L’effort financier des Etats Unis, très conséquent, leur permet
d’entrer dans la compétition : si Shepard emboite le pas à Gagarine en mai
61, le pas décisif pour l’humanité[1]
a lieu en juillet 1969 lorsque Neil Amrstrong plante la bannière étoilée sur le
sol lunaire. Le symbole est très fort, et partagé en léger différé via les
lucarnes télévisuelles. L’exploit et ses prolongements scientifiques sont, on
l’aura compris, bien moins importants que leur instrumentalisation politique.
Dans cette grande aventure de la conquête spatiale qui
s’intensifie dans les années 60, il y a Gagarine, Shepard, Armstrong. Mais il y
a un autre astronaute,
d’une envergure singulière, un véritable spécialiste du franchissement des
frontières : nous appellerons, pour le moment, sobrement cet homme, le Major Tom.
David Bowie
sur orbite : la fin des frontières ?
L’histoire de Space Oddity s’inscrit pleinement dans
cette séquence qui recompose les rapports réels ou imaginés entre l’homme et
l’espace. La naissance de la chanson se situe quelque part entre le 6 janvier
1969 lorsque sort le numéro spécial du Times sur le vol Apollo 8 illustré par
la célèbre photo de Bill Anders Earthrise[7]
et une séance de cinéma –
dans un état second –
consacrée au film de Kubrik. Son
auteur, David Jones alors 22 ans.
Bill Anders, Earthrise, 1968. |
Il
est plus connu sous son pseudonyme : David Bowie.
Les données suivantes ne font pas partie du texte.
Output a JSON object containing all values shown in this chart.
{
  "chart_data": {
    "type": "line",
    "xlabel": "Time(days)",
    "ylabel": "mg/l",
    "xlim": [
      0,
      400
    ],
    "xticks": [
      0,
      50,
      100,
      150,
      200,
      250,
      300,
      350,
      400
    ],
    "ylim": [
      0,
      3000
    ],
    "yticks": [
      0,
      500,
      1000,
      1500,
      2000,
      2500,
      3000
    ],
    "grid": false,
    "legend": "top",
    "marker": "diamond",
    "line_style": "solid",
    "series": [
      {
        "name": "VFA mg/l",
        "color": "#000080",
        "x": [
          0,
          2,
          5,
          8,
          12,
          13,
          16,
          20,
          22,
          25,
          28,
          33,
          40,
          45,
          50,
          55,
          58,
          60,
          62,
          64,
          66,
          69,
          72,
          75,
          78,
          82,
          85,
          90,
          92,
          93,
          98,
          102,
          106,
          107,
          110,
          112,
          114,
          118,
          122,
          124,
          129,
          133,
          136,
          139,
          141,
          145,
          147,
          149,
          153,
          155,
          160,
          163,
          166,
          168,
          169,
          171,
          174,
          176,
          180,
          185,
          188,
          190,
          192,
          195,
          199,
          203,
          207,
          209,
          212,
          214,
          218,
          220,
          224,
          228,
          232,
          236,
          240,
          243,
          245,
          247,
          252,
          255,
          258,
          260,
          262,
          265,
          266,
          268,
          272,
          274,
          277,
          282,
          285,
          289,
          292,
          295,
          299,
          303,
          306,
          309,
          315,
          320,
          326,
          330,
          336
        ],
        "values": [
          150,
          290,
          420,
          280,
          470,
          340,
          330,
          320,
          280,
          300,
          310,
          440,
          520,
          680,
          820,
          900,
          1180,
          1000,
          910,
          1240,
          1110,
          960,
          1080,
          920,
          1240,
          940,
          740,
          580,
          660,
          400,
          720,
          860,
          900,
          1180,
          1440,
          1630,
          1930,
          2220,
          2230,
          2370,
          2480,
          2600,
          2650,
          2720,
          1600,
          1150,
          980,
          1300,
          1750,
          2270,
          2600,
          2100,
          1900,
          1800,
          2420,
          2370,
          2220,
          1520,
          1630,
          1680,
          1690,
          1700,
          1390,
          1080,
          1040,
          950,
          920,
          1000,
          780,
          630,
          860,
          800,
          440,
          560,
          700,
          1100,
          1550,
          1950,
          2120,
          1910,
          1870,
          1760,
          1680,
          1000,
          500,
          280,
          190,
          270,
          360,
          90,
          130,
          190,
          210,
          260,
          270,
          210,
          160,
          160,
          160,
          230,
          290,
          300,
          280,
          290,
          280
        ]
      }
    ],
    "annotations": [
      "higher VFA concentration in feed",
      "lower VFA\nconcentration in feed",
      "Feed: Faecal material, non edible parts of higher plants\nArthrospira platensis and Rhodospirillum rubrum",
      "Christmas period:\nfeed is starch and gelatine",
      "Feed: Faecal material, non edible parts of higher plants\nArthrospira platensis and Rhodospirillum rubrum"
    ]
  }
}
Bowie a entamé une
carrière musicale depuis le milieu des années 60 dans une Angleterre du
baby-boom ouverte aux influences musicales venues d’Outre-Atlantique. Il
intègre différents groupes comme les Kon-rads ou les King-bees et s’essaie à
différents styles. Son premier album éponyme montre un grand éclectisme
musical. Hélas il est commercialisé au même moment qu’une bombe atomique musicale ;
propulsé sur le marché du disque le même jour que Sergent Pepper’s Lonely Hearts
Club Band, le disque subit la sanction de la mort subite. Deux ans plus tard,
un David Bowie aux cheveux plus longs et bouclés enregistre Space Oddity. L’album comporte une
chanson homonyme dont le texte d’un style très narratif raconte comment Le Major
Tom est envoyé dans l’espace. Le premier couplet rend compte du lancement de
son vaisseau spatial ; cette réussite lui vaut l’intérêt des médias qui
s’interrogent même sur la couleur de son t-shirt. Major Tom reçoit alors de la
base l’ordre de quitter la capsule spatiale pour une sortie dans
For here, Am I
sitting in a tin can, Far above the world, planet Earth is blue and there’s
noting I can do.
Subjugué par
cette vision bleutée, Major Tom fait alors ses adieux à la base qui perd définitivement
sa trace.
Ce titre fait le
succès de Bowie par un heureux hasard venu compenser la malchance subie par
l’album précédent. A l’été 1969, entre le 16ème et le 24ème jour de juillet
précisément, la télévision nationale britannique plus connue sous l’acronyme
B.B.C. (British Broadcast Corporation) couvre le voyage vers la Lune d’Apollo
11. La chaine se mobilise, à la hauteur des enjeux ; ses journalistes invitent,
en plateau, de prestigieux comédiens. Ainsi, Ian McKellen et Judi Dench
déclament-ils, pour l’occasion, textes et poésies dédiés à la Lune. La musique
est partie prenante du show: on y entend notamment Moonhead, un morceau composé spécialement pour l’occasion par les
Pink Floyd. La B.B.C. choisit Space
Oddity pour servir de fond
sonore à sa couverture médiatique. Epousant parfaitement l’événement, le tempo
lent du titre accompagne le rythme des images spatiales. Son succès commercial
est dès lors assuré, Space Oddity se
classe en tête des charts.
La valse à 3
temps que David Bowie entame avec le succès musical et l’espace n’en est pourtant
qu’à son 1er acte. En
1972, il enregistre le titre Starman dans
lequel il est question d’un homme venu d’ailleurs qui souhaite entrer en
contact avec les humains. C’est une deuxième accélération dans sa carrière. Au
soir du 6 juillet 1972, dans la très populaire émission musicale anglaise de Top of the Pops, des milliers
d’adolescents britanniques découvrent quelque peu médusés un David Bowie en
combinaison aussi moulante qu’extravagante, cheveux roux en brosse, ongles
peints, doté d’un regard hypnotique, affublé d’un guitariste (Mick Ronson) qui
porte le cheveu long et la combinaison dorée, son bassiste (Trevor Bolder) réenchantant,
quant à lui, le port cultissime de la rouflaquette. Ce n’est pas tant la
chanson que la prestation à Top Of The
Pops qui change le cours des choses. Le journaliste anglais Dylan Jones est
parti de ce moment précis pour expliquer dans son livre L’ovni Bowie[8] la
déflagration produite. Il introduit ainsi sa démonstration :
Ce fut un moment éphémère te tissé d’or. Inoubliable. Après le 6
juillet 1972, la musique ne serait plus jamais tout à fait la même. La
déflagration se produisit dans la soirée de manière totalement inattendue.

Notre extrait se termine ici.